Desde então a internet se divide entre quem defende Chris, Smith ou apenas aqueles que ressaltam como mais importante repudiar a violência à mulher. Timidamente, surgem aqueles que perguntam: Chris ou até mesmo Will poderiam ser punidos conforme o Direito Brasileiro?

Chris Rock: intenção de brincar ou de ferir?

Chris Rock falou, ao vivo, e na frente de Jada Pinkett, que esta fizesse a sequência de “Até o limite da honra”, filme em que Demi Moore vive uma protagonista careca.
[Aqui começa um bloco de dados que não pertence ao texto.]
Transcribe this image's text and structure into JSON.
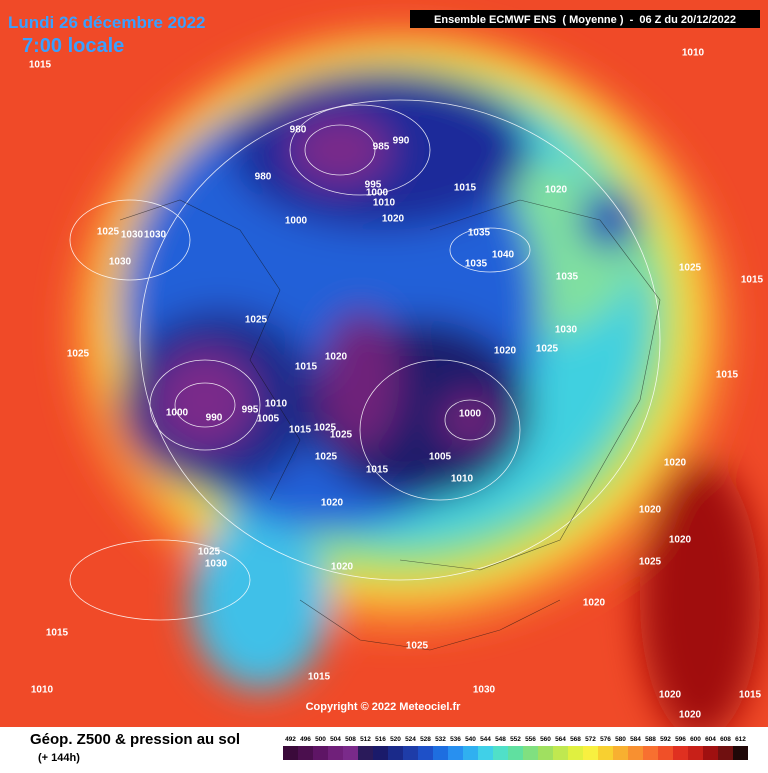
{
  "header": {
    "date": "Lundi 26 décembre 2022",
    "time": "7:00 locale",
    "model": "Ensemble ECMWF ENS  ( Moyenne )  -  06 Z du 20/12/2022"
  },
  "copyright": "Copyright © 2022 Meteociel.fr",
  "footer": {
    "title": "Géop. Z500 & pression au sol",
    "lead": "(+ 144h)"
  },
  "scale": {
    "levels": [
      492,
      496,
      500,
      504,
      508,
      512,
      516,
      520,
      524,
      528,
      532,
      536,
      540,
      544,
      548,
      552,
      556,
      560,
      564,
      568,
      572,
      576,
      580,
      584,
      588,
      592,
      596,
      600,
      604,
      608,
      612
    ],
    "colors": [
      "#3a0a3a",
      "#4b0f4e",
      "#5e1565",
      "#70207a",
      "#7a2a8a",
      "#2a1a5a",
      "#1a1a6a",
      "#1a2a8a",
      "#1e3ca8",
      "#1e50c8",
      "#1e6ee0",
      "#2890f0",
      "#30b0f0",
      "#40d0e8",
      "#50e0c8",
      "#60e0a0",
      "#80e080",
      "#a0e060",
      "#c0e850",
      "#e0f040",
      "#f8f040",
      "#f8d030",
      "#f8b030",
      "#f89030",
      "#f87030",
      "#f05028",
      "#e03020",
      "#c82018",
      "#a01010",
      "#701010",
      "#200808"
    ]
  },
  "isobar_labels": [
    1015,
    1010,
    980,
    985,
    990,
    980,
    995,
    1000,
    1010,
    1015,
    1020,
    1020,
    1000,
    1025,
    1030,
    1030,
    1030,
    1035,
    1035,
    1040,
    1035,
    1025,
    1015,
    1025,
    1030,
    1025,
    1020,
    1025,
    1020,
    1015,
    1000,
    990,
    995,
    1010,
    1005,
    1015,
    1025,
    1025,
    1000,
    1005,
    1010,
    1025,
    1015,
    1020,
    1020,
    1025,
    1030,
    1015,
    1010,
    1025,
    1015,
    1030,
    1020,
    1020,
    1020,
    1025,
    1020,
    1020,
    1015,
    1020,
    1015
  ]
}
Sua fala ocasionou risos da plateia, mas um indisfarçável constrangimento de Jada.

O art. 140 do Código Penal Brasileiro prevê detenção de um a seis meses (ou multa) a quem injuriar alguém, ofendendo a dignidade ou o decoro da vítima, como teria feito Chris; ocorre que o juiz pode deixar de aplicar a pena (§1.º, I e II), quando o ofendido, de forma reprovável, provocou diretamente a injúria, ou no caso de revide imediato. Não foi o caso.

Entretanto, para o Superior Tribunal de Justiça (STJ), para haver punição, tem que ficar clara a intenção de injuriar, e não de brincar: “para a configuração dos crimes contra a honra, exige-se a demonstração mínima do intento positivo e deliberado de ofender a honra alheia (dolo específico)”. É o que está na Tese 1 da Edição 130 da Jurisprudência em Teses.

No enunciado destacado pelo STJ, fala-se que é necessário no crime contra a honra a intenção de imputar fato criminoso, de difamar ou de machucar (“animus caluniandi diffamandi vel injuriandi”), o que é diferente, conforme a doutrina, da intenção de brincar (“animus jocandi”), de aconselhar (“animus consulendi”), de narrar fato próprio (“animus narrandi”), de corrigir (“animus corrigendi”) ou de defender direito (“animus defendendi”).

Desta feita, o juiz brasileiro que fosse responsável por tal caso deveria fazer um exame do “elemento subjetivo” – ou seja, na intenção de Chris quando proferiu a infeliz fala.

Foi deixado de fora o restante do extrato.